The day ended a little earlier than usual, with the organizing committee arranging three tours for conference participants. The city centre tour turned out to be very dynamic with the guide giving a glimpse into how proud people of Grenoble are of the city’s history. All the tours converged at the restaurant le Téléférique, which hosted the conference banquet. The cable car ride to the top of the hill and the breath-taking view of the city from the top were just a start to the amazing evening. Several awards were announced during the banquet. While the work on ‘Statistical Stemmers: A Reproducibility Study’ by Gianmaria Silvello et al. received the best paper award, Ricardo Campos et al. were voted for the best poster award for “A Text Feature based Automatic Keyword Extraction Method for Single Documents”. ECIR 2018 Test of time award was also announced. Fabrizio Silvestri was chosen for this award for his work on “Sorting out the documents identifier assignment problem”. Ben Carterette et al. were presented the Test of Time Honorable mention award for their paper “Here or There: Preference Judgements for Relevance”.
Another day ended with several participants staying back late into the night until finally being requested to leave. Nonetheless, the party continued late into the night at the pub ‘Shakesbeer’ which, for some reasons, had become popular among the conference participants.
Day 4: 29th March 2018
The final day of the conference started with Radim Řehůřek delivering the Industry day Keynote talk, where he talked about his take on how the research, business and open source communities can work together. Radim raised several important concerns and pointed out the gaps that still exist between the way academic research functions and the actual needs of industry. He also shared his experience and insights from a decade of work in building NLP and ML solutions, and the underlying difficulties he faced when using academic research in a practical setup. Rest of the day was divided between oral presentation sessions and Industry sessions, with both of them running in parallel. The oral sessions on last day covered topics related to ‘Classification’, ‘Micro-blogs’ and ‘Representation’.

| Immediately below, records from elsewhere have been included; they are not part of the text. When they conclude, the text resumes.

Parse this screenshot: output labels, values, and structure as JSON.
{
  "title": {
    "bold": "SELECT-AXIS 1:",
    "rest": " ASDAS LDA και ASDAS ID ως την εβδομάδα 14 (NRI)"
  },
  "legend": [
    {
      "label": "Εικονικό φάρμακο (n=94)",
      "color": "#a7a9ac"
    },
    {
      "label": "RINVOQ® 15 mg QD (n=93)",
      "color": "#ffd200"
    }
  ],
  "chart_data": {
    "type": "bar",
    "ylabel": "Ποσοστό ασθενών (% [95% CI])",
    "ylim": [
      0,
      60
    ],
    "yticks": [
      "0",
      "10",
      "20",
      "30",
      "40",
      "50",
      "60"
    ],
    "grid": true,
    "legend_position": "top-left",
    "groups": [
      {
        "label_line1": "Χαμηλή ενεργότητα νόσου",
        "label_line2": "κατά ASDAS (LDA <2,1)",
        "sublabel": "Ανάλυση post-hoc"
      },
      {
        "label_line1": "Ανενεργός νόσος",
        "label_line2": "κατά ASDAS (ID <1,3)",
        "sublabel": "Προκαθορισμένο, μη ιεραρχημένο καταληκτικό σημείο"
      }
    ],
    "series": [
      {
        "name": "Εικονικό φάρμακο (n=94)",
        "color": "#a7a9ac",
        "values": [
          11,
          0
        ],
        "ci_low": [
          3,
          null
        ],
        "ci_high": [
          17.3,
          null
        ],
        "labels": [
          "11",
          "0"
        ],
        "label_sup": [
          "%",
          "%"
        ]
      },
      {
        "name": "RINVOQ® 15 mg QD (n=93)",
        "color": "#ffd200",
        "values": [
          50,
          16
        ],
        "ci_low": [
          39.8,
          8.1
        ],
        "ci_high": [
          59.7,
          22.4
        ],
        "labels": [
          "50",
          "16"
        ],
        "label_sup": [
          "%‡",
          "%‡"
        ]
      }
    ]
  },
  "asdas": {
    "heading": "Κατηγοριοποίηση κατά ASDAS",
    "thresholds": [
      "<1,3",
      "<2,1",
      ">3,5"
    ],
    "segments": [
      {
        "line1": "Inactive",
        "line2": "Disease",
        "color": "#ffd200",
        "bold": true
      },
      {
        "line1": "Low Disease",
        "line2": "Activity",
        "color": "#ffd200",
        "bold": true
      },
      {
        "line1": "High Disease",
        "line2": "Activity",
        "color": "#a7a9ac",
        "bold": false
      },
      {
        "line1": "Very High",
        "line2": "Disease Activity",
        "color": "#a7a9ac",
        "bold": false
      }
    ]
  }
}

The industry session turned out to be a crowd puller in the literal sense, so much so that after the initial sessions organizers decided to shift the remaining sessions to a larger amphitheatre. The session started with a panel, consisting of Julia Kiseleva, Bhaskar Mitra, Craig Macdonald, Agnes van Belle and Radim Řehůřek. The panel was chaired by ‘Gabriella Kazai’. The panel discussed various challenges that are faced when using academic research in production in a commercial setup. This was followed by presentations from candidates from several companies including the likes of ‘Facebook’, ‘Bloomberg’ and ‘myTaxi’, over the day. After three days of ‘academic‘ presentations, it was indeed refreshing to listen to a very different perspective, with most speakers talking about the types of challenges faced in the industry, and how industry and academia can work together in solving them. The day ended with the usual note of thanks and announcement of ECIR 2019 which will take place in Cologne, Germany.